で、私は酔っ払って帰宅途中の東西線で「毒が乏しい寂しさじゃないかい、研修に」といい加減なリプライをしたのですが、人事が実施するアンケートって難しいですね。

新卒採用セミナーでも終了後に学生にアンケートをとります。「セミナーの結果、志望度が高まりました」。なんて回答が100%であったら、それは駄目なセミナーです。セミナーではリアルな自社を見せるのであり、それによってアトラクトもしなければなりませんが、逆に間違ったイメージを持った学生にセルフ・スクリーニングをしてもらい、以降の選考の場には来ないという選択をしていただく場でもあります。ですから、「セミナーの結果、志望度が高まりました」が7割くらい、「イメージしていたものと違いました」が30%くらいというのがいい採用セミナーではないでしょうか。もちろんこれは企業によって違います。

研修のアンケートはさらに難しいです。
何かの知識を正しく伝えて理解していただくことが目的である導管教育的な研修の場合、全員が満点をつけるのは、ある意味ではゴールといっていいでしょう。誰しもが同じく知識を身につけて帰って欲しいわけですから。このタイプの研修で評価が低いのはちょっと問題です。
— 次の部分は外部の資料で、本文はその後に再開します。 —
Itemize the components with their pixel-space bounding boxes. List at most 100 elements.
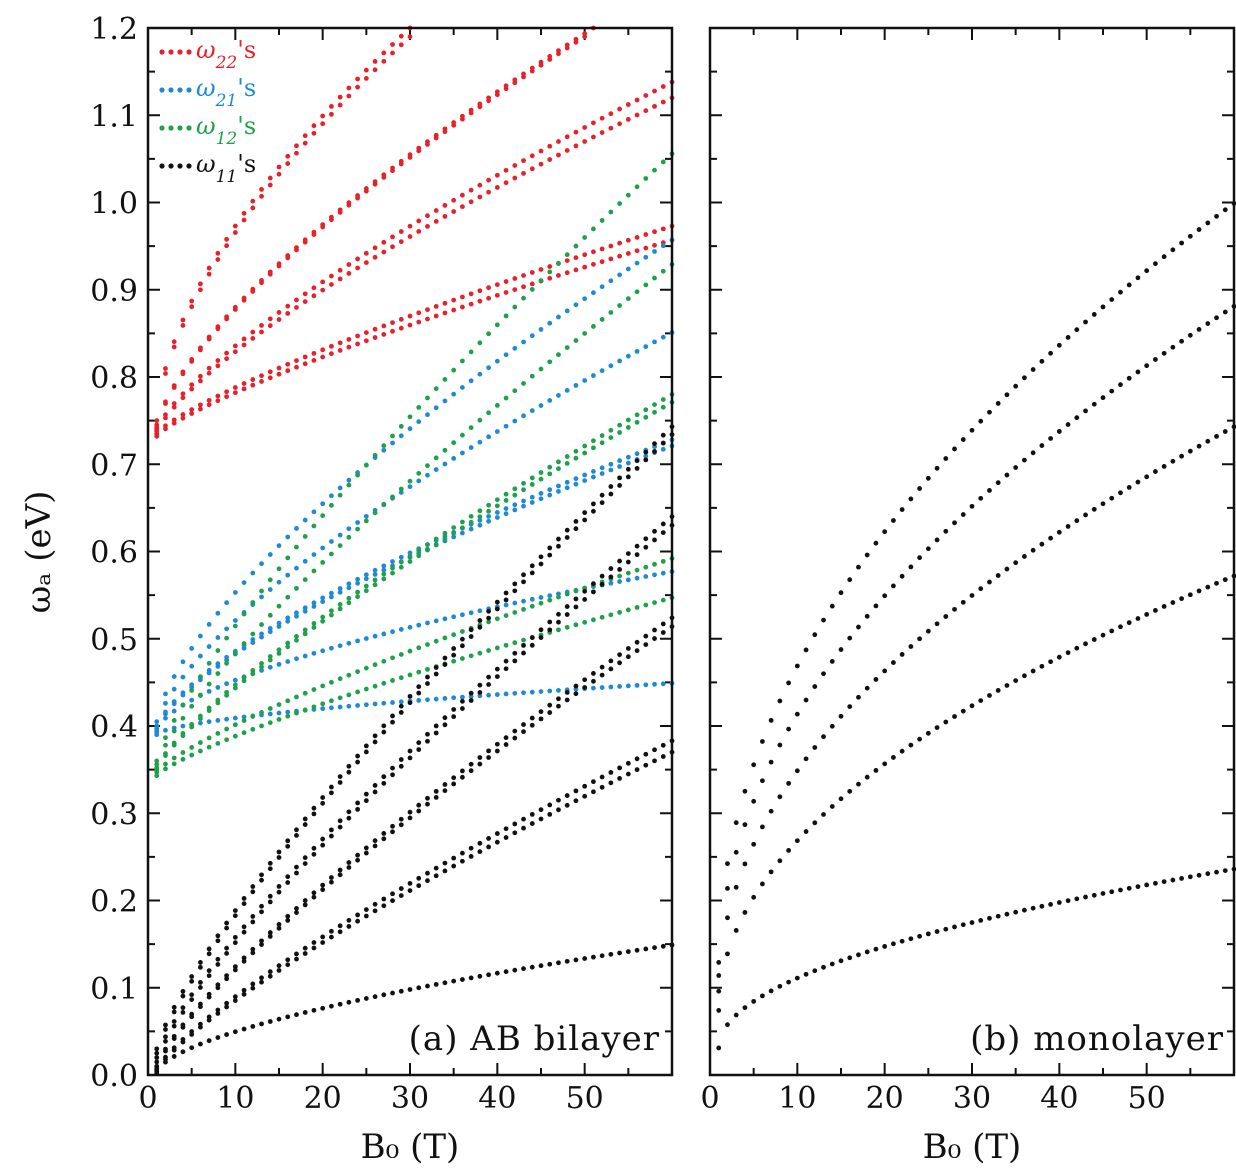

しかし、そういう導管型ではない研修が世の中では主流になっています(導管型のものはe-learningで事足りる時代です)。そういった研修の場合は、研修が終了した時点が完了ではなく、終了してからが苦闘が始まるものです。ですから、研修終了時にとるアンケートの点数に意味を求めること自体がどうかという感じがします(もちろんアドミ的な部分、テクニカルな部分の評価はもらう必要があると思います)。丸の内用語である「もやもや」が心にあふれている状態でアンケートをつけることになるのですが、そうなるとなかなか綺麗に「5」が並ぶわけにもいきませんでしょうし、「5」点満点なのに「8」点をつけるわけのわからない人も出で来るかもしれません。なかには「てんで馬鹿らしかったよ」「なんだよ、あの結論のない半端な講師」「わけがわからない」なんてコメントもあるかもしれません。

かくして、研修評価はさらに難しいものになってきています。そうなると大切なのは、アンケートに書かれた定性的な言葉と、あとは自己評価です。アンケートに書かれた定性的な言葉の中に、しっかりと毒が伝わったことを確認してほくそ笑むというのが、育成担当者の姿でもいいんじゃないでしょうか。

とはいっても、客観的な指標は欲しいものです。@tsuka_0814さんのおられる組織で何か開発されないでしょうか。

《2011年8月26日》 Company User Committeeでした。関西ユーザー会主宰の三次会まで終了。まだまだ行ったんだろうな奴ら。